Using the continent- and centuries-spanning process of woodblock printing, Cuban artist Dairan Fernández de la Fuente creates work steeped in the ever-evolving cultural heritage of his hometown of Havana. Dairan works from his studio, Taller de Gráfica Experimental, in downtown Havana. He uses traditional woodworking tools in a printing process, which is done entirely by hand. In Cuba, the technique was initially used to create cigar labels in the 19th Century. Later, of course, Cuba became well-known for its graphic expertise in the areas of film, travel and political posters.

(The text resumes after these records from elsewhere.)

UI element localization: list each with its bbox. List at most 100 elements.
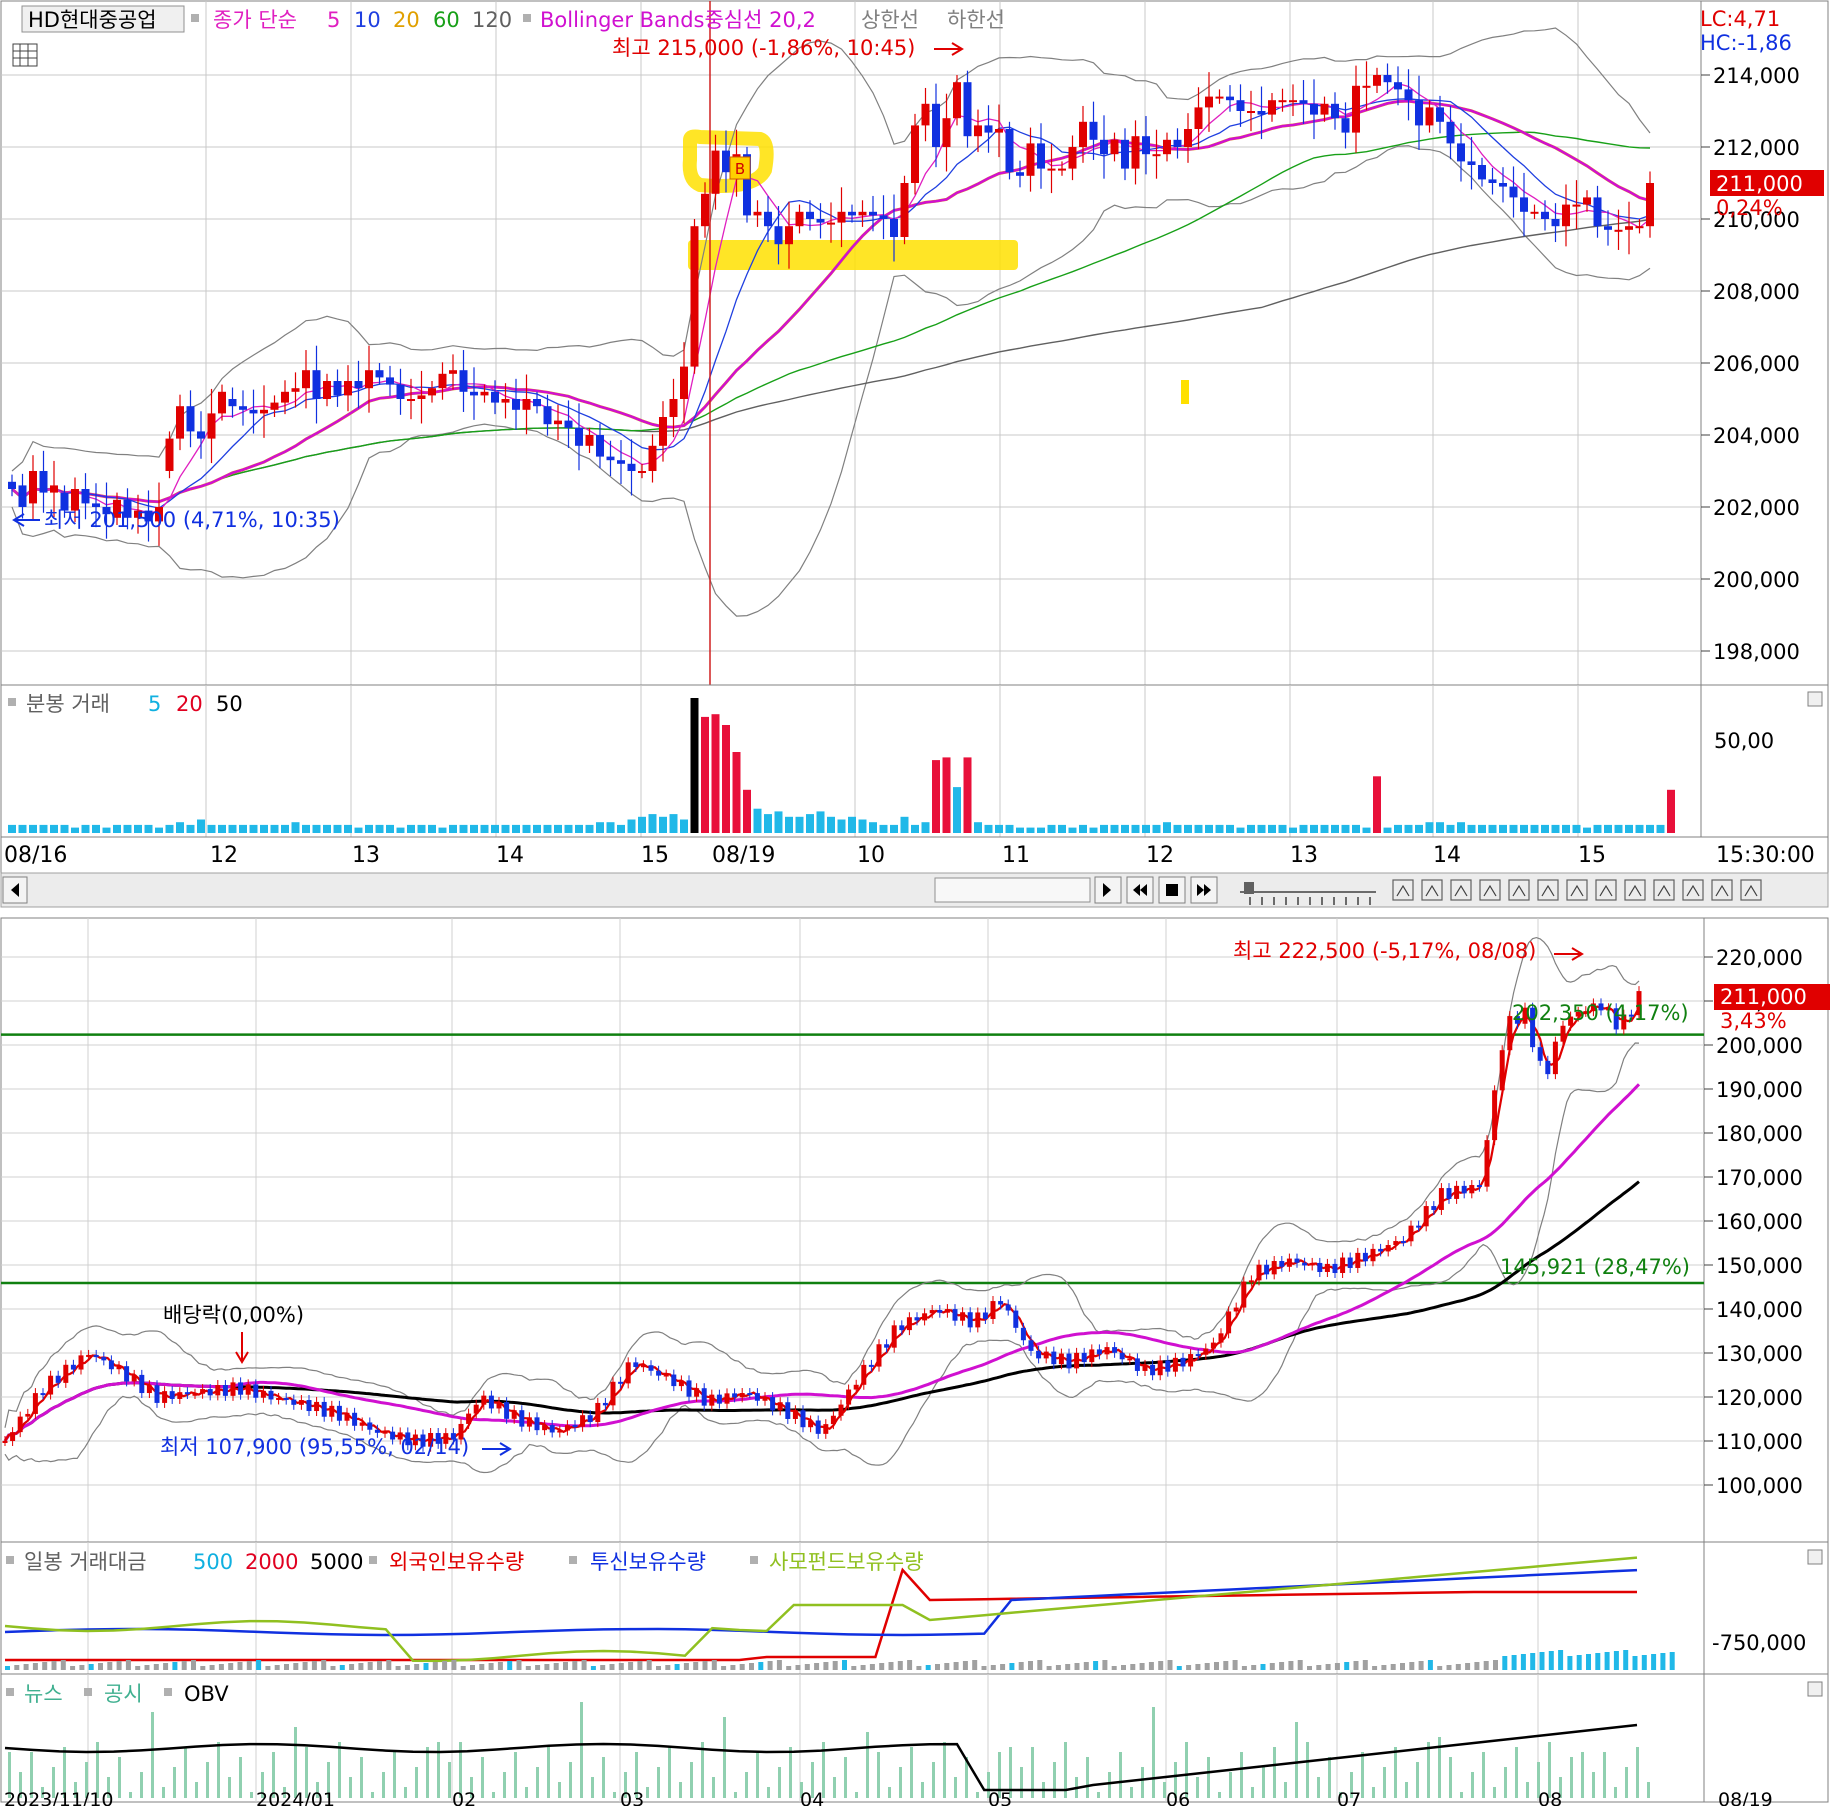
daily-candle-body[interactable] xyxy=(70,1364,76,1370)
indicator-close-icon[interactable] xyxy=(1807,1549,1823,1565)
candle-body[interactable] xyxy=(1635,226,1644,229)
candle-body[interactable] xyxy=(1278,100,1287,103)
candle-body[interactable] xyxy=(743,154,751,216)
tool-button-0[interactable] xyxy=(1392,879,1414,901)
daily-candle-body[interactable] xyxy=(1454,1185,1460,1199)
daily-candle-body[interactable] xyxy=(686,1380,692,1397)
daily-candle-body[interactable] xyxy=(78,1355,84,1370)
candle-body[interactable] xyxy=(113,499,121,518)
candle-body[interactable] xyxy=(1079,121,1087,147)
tool-button-1[interactable] xyxy=(1421,879,1443,901)
candle-body[interactable] xyxy=(470,391,478,396)
candle-body[interactable] xyxy=(585,435,594,446)
daily-candle-body[interactable] xyxy=(1036,1350,1042,1359)
daily-candle-body[interactable] xyxy=(1370,1248,1376,1262)
candle-body[interactable] xyxy=(1142,136,1150,155)
daily-candle-body[interactable] xyxy=(944,1309,950,1313)
candle-body[interactable] xyxy=(249,409,258,414)
candle-body[interactable] xyxy=(207,413,216,439)
daily-candle-body[interactable] xyxy=(929,1310,935,1314)
daily-candle-body[interactable] xyxy=(192,1393,198,1396)
candle-body[interactable] xyxy=(1614,229,1623,232)
candle-body[interactable] xyxy=(197,431,205,439)
daily-candle-body[interactable] xyxy=(1317,1262,1323,1273)
candle-body[interactable] xyxy=(932,103,940,147)
daily-candle-body[interactable] xyxy=(108,1360,114,1370)
candle-body[interactable] xyxy=(1352,85,1360,133)
candle-body[interactable] xyxy=(1121,139,1129,169)
candle-body[interactable] xyxy=(1047,168,1056,171)
candle-body[interactable] xyxy=(501,399,510,403)
daily-candle-body[interactable] xyxy=(306,1400,312,1412)
candle-body[interactable] xyxy=(60,492,69,511)
daily-candle-body[interactable] xyxy=(1089,1349,1095,1363)
daily-candle-body[interactable] xyxy=(481,1395,487,1405)
daily-candle-body[interactable] xyxy=(1552,1041,1558,1075)
candle-body[interactable] xyxy=(1320,103,1329,115)
daily-candle-body[interactable] xyxy=(390,1431,396,1440)
candle-body[interactable] xyxy=(239,406,247,410)
daily-candle-body[interactable] xyxy=(283,1397,289,1400)
daily-candle-body[interactable] xyxy=(329,1405,335,1417)
daily-candle-body[interactable] xyxy=(1347,1257,1353,1268)
candle-body[interactable] xyxy=(879,215,888,219)
daily-candle-body[interactable] xyxy=(200,1389,206,1394)
candle-body[interactable] xyxy=(1131,136,1140,169)
candle-body[interactable] xyxy=(491,391,499,403)
candle-body[interactable] xyxy=(522,399,531,410)
daily-candle-body[interactable] xyxy=(899,1325,905,1331)
daily-candle-body[interactable] xyxy=(1438,1188,1444,1210)
daily-candle-body[interactable] xyxy=(1385,1245,1391,1252)
candle-body[interactable] xyxy=(785,226,793,245)
daily-candle-body[interactable] xyxy=(1416,1225,1422,1228)
candle-body[interactable] xyxy=(291,388,300,392)
daily-candle-body[interactable] xyxy=(656,1370,662,1376)
daily-candle-body[interactable] xyxy=(1119,1352,1125,1360)
candle-body[interactable] xyxy=(921,103,930,126)
daily-candle-body[interactable] xyxy=(359,1422,365,1426)
daily-candle-body[interactable] xyxy=(1028,1340,1034,1351)
daily-candle-body[interactable] xyxy=(1507,1016,1513,1051)
daily-candle-body[interactable] xyxy=(1302,1262,1308,1266)
candle-body[interactable] xyxy=(144,510,153,522)
daily-candle-body[interactable] xyxy=(1469,1185,1475,1194)
daily-candle-body[interactable] xyxy=(1127,1358,1133,1361)
daily-candle-body[interactable] xyxy=(876,1344,882,1367)
candle-body[interactable] xyxy=(1362,85,1371,88)
candle-body[interactable] xyxy=(186,406,195,432)
candle-body[interactable] xyxy=(18,485,27,507)
daily-candle-body[interactable] xyxy=(633,1362,639,1367)
daily-candle-body[interactable] xyxy=(1636,991,1642,1016)
daily-candle-body[interactable] xyxy=(420,1434,426,1447)
daily-candle-body[interactable] xyxy=(496,1402,502,1409)
daily-candle-body[interactable] xyxy=(488,1395,494,1409)
candle-body[interactable] xyxy=(1646,183,1654,227)
daily-candle-body[interactable] xyxy=(238,1382,244,1395)
daily-candle-body[interactable] xyxy=(846,1389,852,1405)
daily-candle-body[interactable] xyxy=(276,1397,282,1400)
daily-candle-body[interactable] xyxy=(245,1384,251,1395)
candle-body[interactable] xyxy=(1625,226,1633,230)
candle-body[interactable] xyxy=(690,226,699,367)
daily-candle-body[interactable] xyxy=(1332,1263,1338,1273)
daily-candle-body[interactable] xyxy=(1568,1016,1574,1026)
daily-candle-body[interactable] xyxy=(716,1394,722,1404)
daily-candle-body[interactable] xyxy=(808,1420,814,1428)
tool-button-7[interactable] xyxy=(1595,879,1617,901)
candle-body[interactable] xyxy=(344,381,352,396)
daily-candle-body[interactable] xyxy=(1142,1364,1148,1371)
daily-candle-body[interactable] xyxy=(1355,1252,1361,1268)
tool-button-4[interactable] xyxy=(1508,879,1530,901)
candle-body[interactable] xyxy=(596,435,604,457)
indicator-panel[interactable] xyxy=(0,1541,1705,1675)
daily-candle-body[interactable] xyxy=(1112,1347,1118,1353)
candle-body[interactable] xyxy=(354,381,363,389)
daily-candle-body[interactable] xyxy=(1051,1351,1057,1365)
daily-candle-body[interactable] xyxy=(1621,1014,1627,1030)
daily-candle-body[interactable] xyxy=(853,1384,859,1390)
daily-candle-body[interactable] xyxy=(435,1433,441,1444)
daily-candle-body[interactable] xyxy=(891,1325,897,1348)
candle-body[interactable] xyxy=(1509,186,1518,198)
candle-body[interactable] xyxy=(911,125,919,183)
daily-candle-body[interactable] xyxy=(511,1410,517,1419)
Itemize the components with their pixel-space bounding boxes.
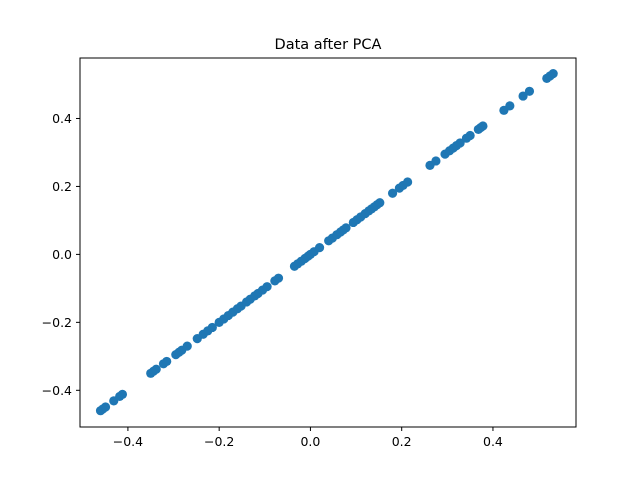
data-point [524, 86, 535, 96]
data-point [273, 273, 284, 283]
y-tick-label: 0.0 [52, 247, 72, 262]
data-point [262, 282, 272, 292]
x-tick-label: 0.0 [300, 434, 320, 449]
data-point [518, 91, 528, 101]
y-tick-label: −0.4 [42, 383, 72, 398]
data-point [100, 402, 111, 412]
data-point [403, 177, 413, 187]
x-tick-label: 0.4 [483, 434, 503, 449]
data-point [117, 389, 128, 399]
data-point [314, 243, 325, 253]
chart-title: Data after PCA [275, 37, 382, 53]
data-point [182, 341, 192, 351]
data-point [341, 223, 351, 233]
data-point [478, 121, 488, 131]
y-tick-label: 0.2 [52, 179, 72, 194]
y-tick-label: −0.2 [42, 315, 72, 330]
data-point [455, 138, 465, 148]
x-tick-label: −0.4 [113, 434, 143, 449]
x-tick-label: 0.2 [392, 434, 412, 449]
data-points [95, 69, 558, 416]
plot-frame [79, 57, 577, 428]
data-point [548, 69, 558, 79]
data-point [151, 364, 161, 374]
data-point [465, 130, 475, 141]
data-point [387, 188, 398, 198]
data-point [207, 322, 217, 333]
data-point [162, 356, 172, 367]
axes: −0.4 −0.2 0.0 0.2 0.4 −0.4 −0.2 0.0 0.2 0.4 [42, 57, 577, 449]
x-tick-label: −0.2 [204, 434, 234, 449]
data-point [505, 101, 515, 111]
y-tick-label: 0.4 [52, 111, 72, 126]
data-point [431, 156, 441, 166]
data-point [375, 198, 385, 208]
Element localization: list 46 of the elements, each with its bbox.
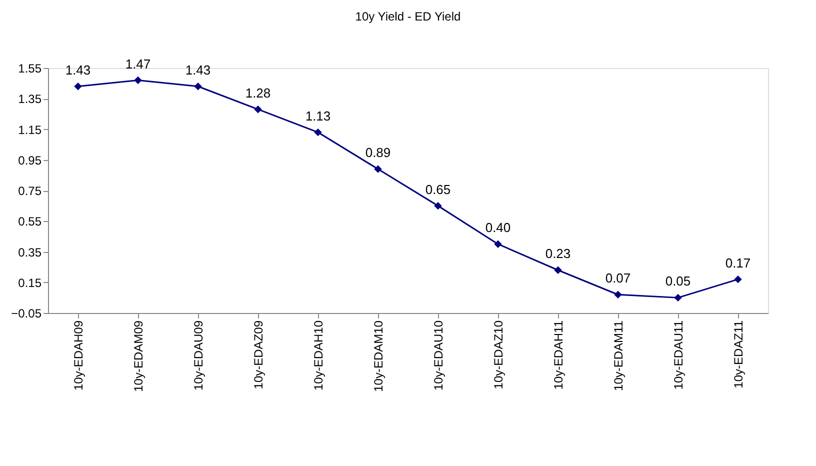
data-label: 0.89 — [365, 145, 391, 160]
x-tick-label: 10y-EDAU09 — [192, 320, 206, 391]
data-label: 0.05 — [665, 274, 691, 289]
point — [734, 275, 742, 284]
point — [74, 82, 82, 90]
data-label: 1.28 — [245, 85, 271, 100]
x-tick-label: 10y-EDAM10 — [372, 320, 386, 392]
data-label: 0.23 — [545, 246, 571, 262]
x-tick-label: 10y-EDAM09 — [132, 320, 146, 392]
point — [614, 290, 622, 298]
x-tick-label: 10y-EDAH11 — [552, 320, 566, 390]
x-tick-label: 10y-EDAH10 — [312, 320, 326, 391]
y-tick-label: 0.95 — [18, 153, 42, 168]
data-label: 0.07 — [605, 270, 631, 286]
data-label: 1.43 — [65, 62, 91, 78]
chart-title: 10y Yield - ED Yield — [355, 9, 461, 24]
y-tick-label: 0.35 — [18, 245, 42, 260]
point — [674, 294, 682, 302]
data-label: 0.40 — [485, 220, 511, 236]
point — [554, 266, 562, 274]
point — [314, 128, 322, 136]
x-tick-label: 10y-EDAU10 — [432, 320, 446, 391]
y-tick-label: 1.35 — [18, 92, 42, 106]
point — [434, 202, 442, 210]
point — [134, 76, 142, 84]
data-label: 1.13 — [305, 108, 331, 124]
point — [194, 82, 202, 90]
x-tick-label: 10y-EDAZ11 — [732, 320, 746, 388]
y-tick-label: 0.55 — [18, 214, 42, 229]
point — [494, 240, 502, 248]
data-label: 0.17 — [725, 255, 751, 270]
y-tick-label: 0.15 — [18, 276, 42, 290]
point — [254, 105, 262, 114]
x-tick-label: 10y-EDAZ09 — [252, 320, 266, 390]
y-tick-label: −0.05 — [11, 306, 42, 320]
x-tick-label: 10y-EDAM11 — [612, 320, 626, 391]
data-label: 1.47 — [125, 56, 151, 72]
x-tick-label: 10y-EDAU11 — [672, 320, 686, 390]
data-label: 1.43 — [185, 62, 211, 78]
x-tick-label: 10y-EDAH09 — [72, 320, 86, 391]
x-tick-label: 10y-EDAZ10 — [492, 320, 506, 390]
y-tick-label: 1.55 — [18, 62, 42, 76]
point — [374, 165, 382, 173]
y-tick-label: 0.75 — [18, 184, 42, 198]
y-tick-label: 1.15 — [18, 122, 42, 137]
data-label: 0.65 — [425, 182, 451, 197]
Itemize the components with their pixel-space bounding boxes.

This is a history Dairan expands upon with his skillful and bold arrangements of color and form. Reminiscent of vintage travel posters and conveying an appealing Art Déco design sensibility, de la Fuente utilizes a palette of elegant colors. His meticulous printing technique yields surfaces that are mesmerizingly rich in texture, with many-stroked and hashed areas adding depth and dimension to each image. “Much of my work deals with the theme of immigration, departures and displacement,” explains Dairan, whose own family immigrated from Spain to Cuba.
Taller de Gráfica Experimental was founded to rescue the traditional techniques of printmaking, while simultaneously respecting each artist’s individual creativity. Despite their immediately appealing visual beauty, de la Fuente’s prints hold significant meanings. “Some of my most recurrent imagery refers to separation, distance, nostalgia, anguish and loss,” says Dairan. These themes are apparent in imagery that touches on separated families, or describes memories of old friends and relatives. A microphone, for instance, makes its way into multiple prints; it is a bittersweet reference to his relative, who left Cuba to become a successful radio announcer. Though he was always drawn to artistic expression, Dairan says “with woodblocks, I have found my medium.”